Dark Side of Citizen Journalism

91,000 reports, one disgruntled soldier, one career hacker with twisted vision of what should be public and we have yet another other blow to… not the national security but to citizen journalism. Julian Assange’s Wikileaks is precisely the reason masses will begin to see the dark side of citizen journalism. If you are confused, I am talking about Afghan War Diary released by Wikileaks that tells the story of “Afghanistan Policy Gone Wild.”

New York Times, Washington Post etc but a highly classified report is released by a website that was unknown to most of us. You can also call that instant gratification. Going to a well known news media outlet and navigating through the bureaucracy would have taken a lot of time; maybe that’s the justification for instant gratification.

I am all for freedom of speech and transparent information but not everything is for public eye. No one will even remember that the biggest leak in the U.S. History was uncovered by an unknown website. That’s because there was nothing new in the leak reports.

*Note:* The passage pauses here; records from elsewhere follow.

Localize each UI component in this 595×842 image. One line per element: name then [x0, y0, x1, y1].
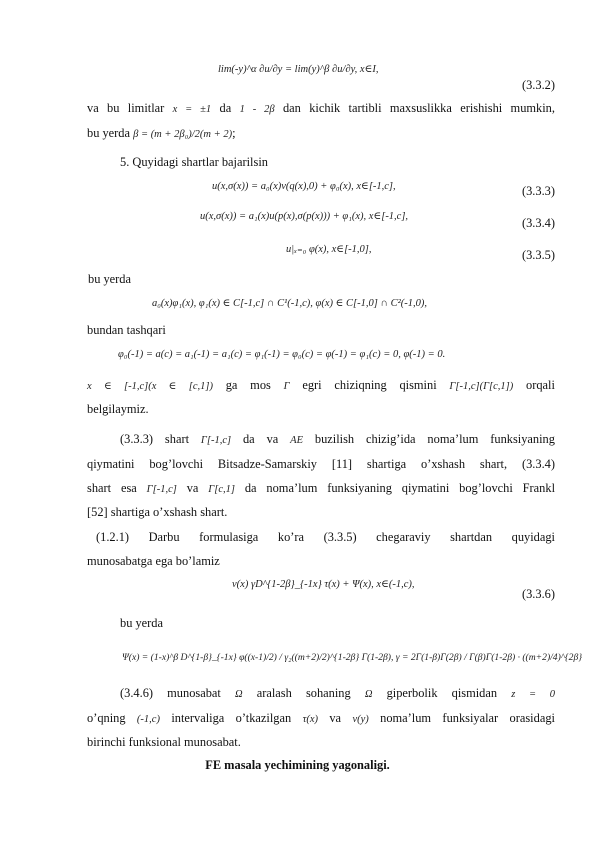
- psi-gamma-formula: Ψ(x) = (1-x)^β D^{1-β}_{-1x} φ((x-1)/2) / γ₂((m+2)/2)^{1-2β} Γ(1-2β), γ = 2Γ(1-β)Γ(2β) / Γ(β)Γ(1-2β) · ((m+2)/4)^{2β}: [122, 652, 583, 663]
- paragraph-line: (3.3.3) shart Γ[-1,c] da va AE buzilish chizig’ida noma’lum funksiyaning: [120, 432, 555, 446]
- bu-yerda-label: bu yerda: [88, 272, 132, 286]
- equation-3-3-3: u(x,σ(x)) = a₀(x)v(q(x),0) + φ₀(x), x∈[-1,c],: [212, 181, 396, 192]
- paragraph-line: birinchi funksional munosabat.: [87, 735, 241, 749]
- paragraph-line: belgilaymiz.: [87, 402, 149, 416]
- paragraph-line: x ∈ [-1,c](x ∈ [c,1]) ga mos Γ egri chiziqning qismini Γ[-1,c](Γ[c,1]) orqali: [87, 378, 555, 392]
- equation-number-3-3-3: (3.3.3): [521, 184, 555, 198]
- equation-3-3-5: u|ₓ₌₀ φ(x), x∈[-1,0],: [286, 244, 372, 255]
- item-heading: 5. Quyidagi shartlar bajarilsin: [120, 155, 268, 169]
- paragraph-line: (3.4.6) munosabat Ω aralash sohaning Ω giperbolik qismidan z = 0: [120, 686, 555, 700]
- equation-3-3-4: u(x,σ(x)) = a₁(x)u(p(x),σ(p(x))) + φ₁(x), x∈[-1,c],: [200, 211, 409, 222]
- equation-number-3-3-6: (3.3.6): [521, 587, 555, 601]
- paragraph-line: o’qning (-1,c) intervaliga o’tkazilgan τ(x) va v(y) noma’lum funksiyalar orasidagi: [87, 711, 555, 725]
- smoothness-conditions: a₀(x)φ₁(x), φ₁(x) ∈ C[-1,c] ∩ C¹(-1,c), φ(x) ∈ C[-1,0] ∩ C²(-1,0),: [152, 298, 428, 309]
- paragraph-line: munosabatga ega bo’lamiz: [87, 554, 220, 568]
- section-title: FE masala yechimining yagonaligi.: [205, 758, 390, 772]
- paragraph-line: qiymatini bog’lovchi Bitsadze-Samarskiy [11] shartiga o’xshash shart, (3.3.4): [87, 457, 555, 471]
- equation-number-3-3-2: (3.3.2): [521, 78, 555, 92]
- paragraph-line: va bu limitlar x = ±1 da 1 - 2β dan kichik tartibli maxsuslikka erishishi mumkin,: [87, 101, 555, 115]
- paragraph-line: bu yerda β = (m + 2β₀)/2(m + 2);: [87, 126, 236, 140]
- paragraph-line: shart esa Γ[-1,c] va Γ[c,1] da noma’lum funksiyaning qiymatini bog’lovchi Frankl: [87, 481, 556, 495]
- equation-3-3-2: lim(-y)^α ∂u/∂y = lim(y)^β ∂u/∂y, x∈I,: [218, 64, 379, 75]
- equation-number-3-3-4: (3.3.4): [521, 216, 555, 230]
- equation-number-3-3-5: (3.3.5): [521, 248, 555, 262]
- bundan-tashqari-label: bundan tashqari: [87, 323, 166, 337]
- paragraph-line: [52] shartiga o’xshash shart.: [87, 505, 228, 519]
- bu-yerda-label: bu yerda: [120, 616, 164, 630]
- equation-3-3-6: v(x) γD^{1-2β}_{-1x} τ(x) + Ψ(x), x∈(-1,c),: [232, 579, 415, 590]
- paragraph-line: (1.2.1) Darbu formulasiga ko’ra (3.3.5) chegaraviy shartdan quyidagi: [96, 530, 555, 544]
- boundary-equalities: φ₀(-1) = a(c) = a₁(-1) = a₁(c) = φ₁(-1) = φ₀(c) = φ(-1) = φ₁(c) = 0, φ(-1) = 0.: [118, 349, 446, 360]
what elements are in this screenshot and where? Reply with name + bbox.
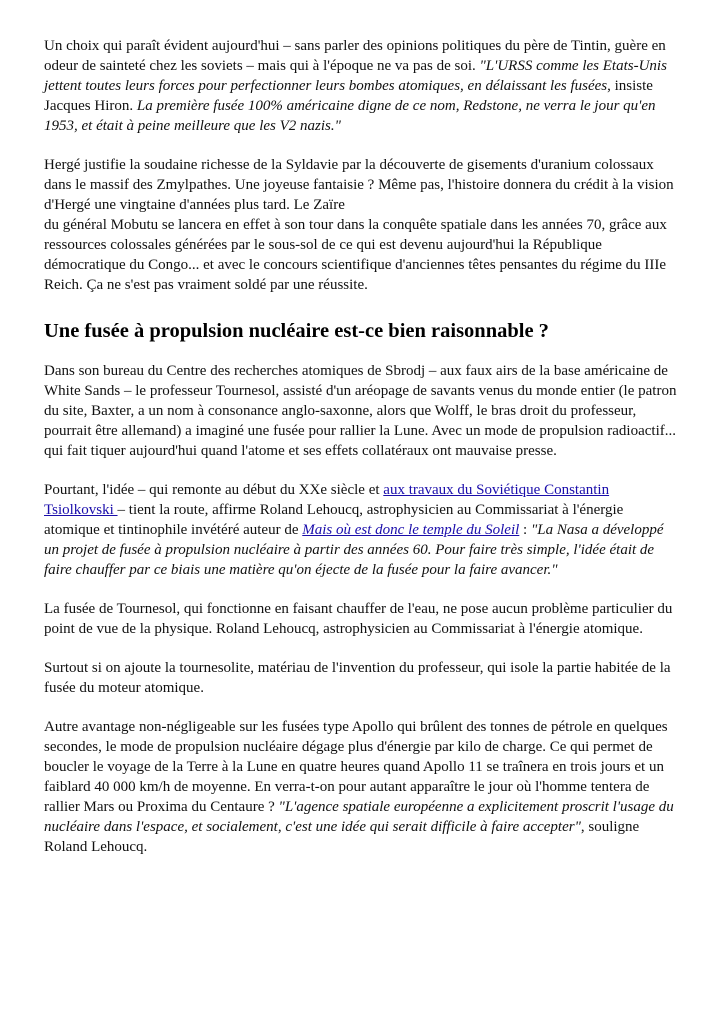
paragraph-text: Pourtant, l'idée – qui remonte au début du XXe siècle et [44, 482, 384, 498]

There were quite a few assumptions that were proven right, that’s all.

Every one has an agenda, Wikileaks is new and it’s unclear what their agenda is. From what I see, it seems to me that their initial purpose was to expose Chinese government by leaking all their information but it was so difficult to get anything out of China that instead the founder focused his attention on the U.S and decided that Palin’s emails are worth leaking.

Julian Assange has blood on his hands and he will be made an example every time citizens get involved with journalism. Julian Assange was successful in showing the world the dark side of citizen journalism.